Completely Randomized Design (CRD): Theory & Complete R Analysis
Updated:
The Completely Randomized Design (CRD) is the simplest experimental design. Treatments are assigned to experimental units purely at random, with no restrictions. It is the starting point for understanding all other designs (RCBD, Latin Square, Alpha-lattice) and remains widely used in controlled laboratory and greenhouse experiments. —
1. When to Use CRD
CRD is appropriate when:
- Experimental units are homogeneous (uniform pots, petri dishes, growth chambers)
- Environmental variation is absent or negligible
- The experiment is conducted indoors or in a controlled facility
- Units can be individually randomized without constraint
Do not use CRD in open field experiments where soil fertility gradients, slope, or drainage differences exist — use RCBD or more advanced designs instead.
2. Design Structure
- $k$ treatments
- $n_i$ replications per treatment (can be unequal)

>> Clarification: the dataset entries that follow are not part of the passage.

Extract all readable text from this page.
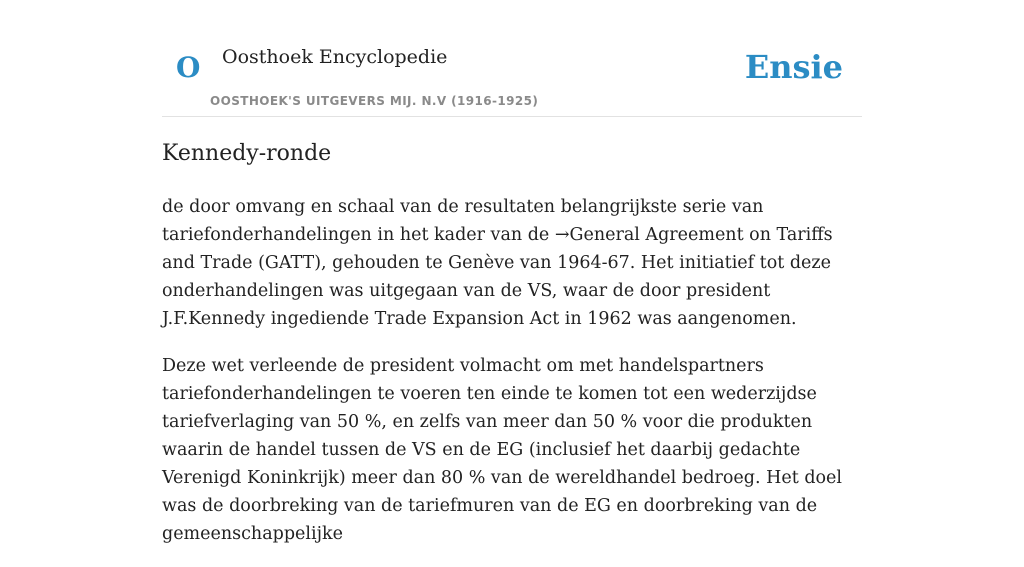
O Oosthoek Encyclopedie
OOSTHOEK'S UITGEVERS MIJ. N.V (1916-1925)
Ensie
Kennedy-ronde

de door omvang en schaal van de resultaten belangrijkste serie van tariefonderhandelingen in het kader van de →General Agreement on Tariffs and Trade (GATT), gehouden te Genève van 1964-67. Het initiatief tot deze onderhandelingen was uitgegaan van de VS, waar de door president J.F.Kennedy ingediende Trade Expansion Act in 1962 was aangenomen.

Deze wet verleende de president volmacht om met handelspartners tariefonderhandelingen te voeren ten einde te komen tot een wederzijdse tariefverlaging van 50 %, en zelfs van meer dan 50 % voor die produkten waarin de handel tussen de VS en de EG (inclusief het daarbij gedachte Verenigd Koninkrijk) meer dan 80 % van de wereldhandel bedroeg. Het doel was de doorbreking van de tariefmuren van de EG en doorbreking van de gemeenschappelijke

- Total observations $N = \sum_{i=1}^{k} n_i$
- Each unit receives exactly one treatment, assigned completely at random
Balanced CRD: $n_1 = n_2 = \cdots = n_k = r$, so $N = kr$
3. Linear Model
\[y_{ij} = \mu + \tau_i + \varepsilon_{ij}\]| Symbol | Meaning |
|---|---|
| $y_{ij}$ | Observation $j$ under treatment $i$ |
| $\mu$ | Overall (grand) mean |
| $\tau_i$ | Effect of treatment $i$; $\sum_{i=1}^{k} \tau_i = 0$ |
| $\varepsilon_{ij}$ | Random error; $\varepsilon_{ij} \overset{\text{iid}}{\sim} \mathcal{N}(0, \sigma^2)$ |
4. Hypotheses
\[H_0: \mu_1 = \mu_2 = \cdots = \mu_k \quad \text{(all treatment means are equal)}\] \[H_1: \mu_i \neq \mu_j \quad \text{for at least one pair } i \neq j\]Equivalently in terms of treatment effects:
\[H_0: \tau_1 = \tau_2 = \cdots = \tau_k = 0\] \[H_1: \tau_i \neq 0 \quad \text{for at least one } i\]5. Partitioning of Variation
\[SS_{\text{Total}} = SS_{\text{Treatment}} + SS_{\text{Error}}\] \[\sum_{i=1}^{k}\sum_{j=1}^{n_i}(y_{ij} - \bar{y})^2 = \sum_{i=1}^{k} n_i(\bar{y}_i - \bar{y})^2 + \sum_{i=1}^{k}\sum_{j=1}^{n_i}(y_{ij} - \bar{y}_i)^2\]ANOVA Table
| Source | SS | df | MS | F |
|---|---|---|---|---|
| Treatment | $SS_T$ | $k - 1$ | $MS_T = SS_T/(k-1)$ | $MS_T / MS_E$ |
| Error | $SS_E$ | $N - k$ | $MS_E = SS_E/(N-k)$ | — |
| Total | $SS_{Tot}$ | $N - 1$ | — | — |
F Statistic
\[F = \frac{MS_{\text{Treatment}}}{MS_{\text{Error}}} \sim F_{(k-1,\; N-k)} \quad \text{under } H_0\]Expected mean squares:
\[E[MS_E] = \sigma^2\] \[E[MS_T] = \sigma^2 + \frac{r \sum_{i=1}^{k} \tau_i^2}{k - 1}\]When $H_0$ is true, $E[MS_T] = \sigma^2$, so $F \approx 1$.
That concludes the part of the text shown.